Metric uniformization and spectral bounds for graphs

TL;DR

This paper introduces a novel method for bounding graph Laplacian eigenvalues by using metric uniformization and combinatorial flow inequalities, extending spectral bounds to broader graph classes.

Contribution

The paper develops a new approach combining metric uniformization with combinatorial flow analysis to establish spectral bounds for various graph families.

Findings

Proves upper bounds on Laplacian eigenvalues for planar graphs.

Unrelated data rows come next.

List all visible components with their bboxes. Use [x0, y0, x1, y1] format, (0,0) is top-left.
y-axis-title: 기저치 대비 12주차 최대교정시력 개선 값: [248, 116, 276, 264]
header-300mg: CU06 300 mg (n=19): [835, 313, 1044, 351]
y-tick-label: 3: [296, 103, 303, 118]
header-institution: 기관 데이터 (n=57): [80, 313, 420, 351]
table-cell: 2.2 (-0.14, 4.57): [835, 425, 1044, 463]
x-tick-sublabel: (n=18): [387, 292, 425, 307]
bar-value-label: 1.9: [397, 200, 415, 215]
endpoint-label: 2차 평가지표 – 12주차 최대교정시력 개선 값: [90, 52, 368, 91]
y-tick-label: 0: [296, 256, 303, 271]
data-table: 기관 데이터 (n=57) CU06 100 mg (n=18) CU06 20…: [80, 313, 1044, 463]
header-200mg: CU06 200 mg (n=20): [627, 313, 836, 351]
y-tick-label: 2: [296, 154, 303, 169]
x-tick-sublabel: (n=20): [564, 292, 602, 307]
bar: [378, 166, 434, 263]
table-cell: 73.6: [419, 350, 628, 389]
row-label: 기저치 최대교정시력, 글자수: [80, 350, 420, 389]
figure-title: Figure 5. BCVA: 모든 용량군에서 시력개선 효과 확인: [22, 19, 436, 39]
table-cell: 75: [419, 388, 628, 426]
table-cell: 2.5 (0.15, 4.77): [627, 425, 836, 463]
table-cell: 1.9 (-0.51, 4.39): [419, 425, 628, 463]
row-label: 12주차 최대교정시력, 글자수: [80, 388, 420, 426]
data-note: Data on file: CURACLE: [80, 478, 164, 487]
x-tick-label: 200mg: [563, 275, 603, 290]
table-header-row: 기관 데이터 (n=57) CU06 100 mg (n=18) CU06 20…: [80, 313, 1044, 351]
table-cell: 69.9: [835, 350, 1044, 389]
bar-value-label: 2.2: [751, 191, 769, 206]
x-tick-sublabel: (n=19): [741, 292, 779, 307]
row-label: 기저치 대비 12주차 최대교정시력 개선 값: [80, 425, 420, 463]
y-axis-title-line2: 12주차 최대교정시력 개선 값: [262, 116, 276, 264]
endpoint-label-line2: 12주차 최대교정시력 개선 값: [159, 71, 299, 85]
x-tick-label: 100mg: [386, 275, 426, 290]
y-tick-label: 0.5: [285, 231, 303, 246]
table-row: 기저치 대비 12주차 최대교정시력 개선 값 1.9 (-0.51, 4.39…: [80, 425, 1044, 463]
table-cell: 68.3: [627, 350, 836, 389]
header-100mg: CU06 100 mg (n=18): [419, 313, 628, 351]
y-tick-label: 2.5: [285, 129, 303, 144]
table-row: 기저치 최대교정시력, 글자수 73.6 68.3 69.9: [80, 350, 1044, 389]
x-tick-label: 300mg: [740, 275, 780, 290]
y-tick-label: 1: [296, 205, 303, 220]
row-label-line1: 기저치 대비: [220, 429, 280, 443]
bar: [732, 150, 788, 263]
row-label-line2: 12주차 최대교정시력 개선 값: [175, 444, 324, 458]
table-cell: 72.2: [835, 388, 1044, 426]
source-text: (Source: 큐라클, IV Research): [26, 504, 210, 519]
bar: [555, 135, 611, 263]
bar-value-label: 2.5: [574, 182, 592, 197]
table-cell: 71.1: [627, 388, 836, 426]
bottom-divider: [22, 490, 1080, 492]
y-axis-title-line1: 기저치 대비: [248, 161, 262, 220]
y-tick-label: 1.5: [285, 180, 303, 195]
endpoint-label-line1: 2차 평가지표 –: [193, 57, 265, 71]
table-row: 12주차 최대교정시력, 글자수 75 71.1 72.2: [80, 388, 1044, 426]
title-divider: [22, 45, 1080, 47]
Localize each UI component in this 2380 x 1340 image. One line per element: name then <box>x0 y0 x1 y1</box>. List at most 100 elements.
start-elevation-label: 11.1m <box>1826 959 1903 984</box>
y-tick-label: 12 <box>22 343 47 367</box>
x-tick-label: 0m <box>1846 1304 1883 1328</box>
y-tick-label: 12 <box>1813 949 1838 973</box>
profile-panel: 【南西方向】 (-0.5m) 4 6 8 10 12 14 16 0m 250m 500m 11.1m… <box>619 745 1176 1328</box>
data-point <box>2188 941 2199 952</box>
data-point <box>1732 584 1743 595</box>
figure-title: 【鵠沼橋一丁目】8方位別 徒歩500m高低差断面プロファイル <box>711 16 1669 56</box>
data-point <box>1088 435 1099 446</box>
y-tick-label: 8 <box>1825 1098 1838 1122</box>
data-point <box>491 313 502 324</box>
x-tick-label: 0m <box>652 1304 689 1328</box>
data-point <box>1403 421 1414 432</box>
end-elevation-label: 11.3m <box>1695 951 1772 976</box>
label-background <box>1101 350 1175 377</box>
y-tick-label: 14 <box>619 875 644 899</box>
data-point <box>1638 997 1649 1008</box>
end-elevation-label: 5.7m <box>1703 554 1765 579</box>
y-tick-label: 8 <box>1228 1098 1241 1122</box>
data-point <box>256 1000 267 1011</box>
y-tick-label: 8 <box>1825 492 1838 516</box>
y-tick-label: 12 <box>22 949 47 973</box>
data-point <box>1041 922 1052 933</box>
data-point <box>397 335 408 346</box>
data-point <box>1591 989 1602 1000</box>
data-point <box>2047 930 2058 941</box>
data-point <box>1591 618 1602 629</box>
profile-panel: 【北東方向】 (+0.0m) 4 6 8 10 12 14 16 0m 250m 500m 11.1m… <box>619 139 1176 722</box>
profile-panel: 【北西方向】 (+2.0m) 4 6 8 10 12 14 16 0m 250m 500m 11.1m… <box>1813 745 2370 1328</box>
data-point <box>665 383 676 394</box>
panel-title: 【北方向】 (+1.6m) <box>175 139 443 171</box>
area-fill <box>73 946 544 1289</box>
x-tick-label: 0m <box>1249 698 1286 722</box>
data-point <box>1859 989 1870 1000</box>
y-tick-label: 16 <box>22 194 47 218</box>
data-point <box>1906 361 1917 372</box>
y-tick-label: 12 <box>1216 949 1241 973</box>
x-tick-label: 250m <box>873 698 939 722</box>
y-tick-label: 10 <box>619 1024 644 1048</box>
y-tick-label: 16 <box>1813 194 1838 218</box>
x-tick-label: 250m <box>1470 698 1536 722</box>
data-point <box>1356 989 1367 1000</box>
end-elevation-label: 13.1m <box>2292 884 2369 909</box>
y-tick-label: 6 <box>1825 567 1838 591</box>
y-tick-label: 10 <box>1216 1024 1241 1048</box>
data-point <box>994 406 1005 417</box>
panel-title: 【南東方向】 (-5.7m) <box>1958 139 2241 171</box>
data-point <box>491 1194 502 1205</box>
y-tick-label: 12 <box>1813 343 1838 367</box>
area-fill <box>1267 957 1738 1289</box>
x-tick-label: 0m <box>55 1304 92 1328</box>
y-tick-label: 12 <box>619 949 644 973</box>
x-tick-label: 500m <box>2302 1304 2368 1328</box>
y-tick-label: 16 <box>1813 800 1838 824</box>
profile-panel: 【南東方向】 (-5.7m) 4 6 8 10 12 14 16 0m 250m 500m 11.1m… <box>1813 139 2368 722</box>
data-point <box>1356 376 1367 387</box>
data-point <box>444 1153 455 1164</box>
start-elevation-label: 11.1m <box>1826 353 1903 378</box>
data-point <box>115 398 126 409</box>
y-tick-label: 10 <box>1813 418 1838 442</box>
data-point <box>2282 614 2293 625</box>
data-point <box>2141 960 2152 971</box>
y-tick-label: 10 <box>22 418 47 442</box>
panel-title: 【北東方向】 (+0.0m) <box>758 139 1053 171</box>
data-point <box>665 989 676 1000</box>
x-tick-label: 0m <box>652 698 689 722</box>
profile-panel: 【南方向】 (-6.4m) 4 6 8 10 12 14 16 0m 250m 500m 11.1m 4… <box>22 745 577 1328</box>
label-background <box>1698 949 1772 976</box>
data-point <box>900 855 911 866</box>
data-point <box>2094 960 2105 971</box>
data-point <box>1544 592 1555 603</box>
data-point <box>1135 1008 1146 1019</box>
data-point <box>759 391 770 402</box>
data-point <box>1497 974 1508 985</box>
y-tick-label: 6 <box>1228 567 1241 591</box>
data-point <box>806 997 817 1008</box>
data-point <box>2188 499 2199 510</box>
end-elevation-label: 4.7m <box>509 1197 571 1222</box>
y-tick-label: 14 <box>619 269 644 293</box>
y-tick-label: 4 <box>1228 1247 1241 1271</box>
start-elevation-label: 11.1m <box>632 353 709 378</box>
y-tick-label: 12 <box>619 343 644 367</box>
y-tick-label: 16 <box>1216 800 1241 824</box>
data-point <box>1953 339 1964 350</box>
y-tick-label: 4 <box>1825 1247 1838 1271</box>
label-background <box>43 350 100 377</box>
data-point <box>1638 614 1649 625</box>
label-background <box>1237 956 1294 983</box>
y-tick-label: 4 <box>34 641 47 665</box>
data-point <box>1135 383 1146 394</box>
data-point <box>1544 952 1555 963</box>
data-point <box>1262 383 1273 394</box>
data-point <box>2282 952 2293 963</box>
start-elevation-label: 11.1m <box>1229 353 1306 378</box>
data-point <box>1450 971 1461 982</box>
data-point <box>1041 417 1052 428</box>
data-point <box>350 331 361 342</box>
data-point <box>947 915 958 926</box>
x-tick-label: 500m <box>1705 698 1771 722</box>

Extends spectral bounds to graphs with bounded genus and forbidden minors.

Shows bounds are tight for square planar grids.

Abstract

We present a method for proving upper bounds on the eigenvalues of the graph Laplacian. A main step involves choosing an appropriate "Riemannian" metric to uniformize the geometry of the graph. In many interesting cases, the existence of such a metric is shown by examining the combinatorics of special types of flows. This involves proving new inequalities on the crossing number of graphs. In particular, we use our method to show that for any positive integer k, the kth smallest eigenvalue of the Laplacian on an n-vertex, bounded-degree planar graph is O(k/n). This bound is asymptotically tight for every k, as it is easily seen to be achieved for square planar grids. We also extend this spectral result to graphs with bounded genus, and graphs which forbid fixed minors. Previously, such spectral upper bounds were only known for the case k=2.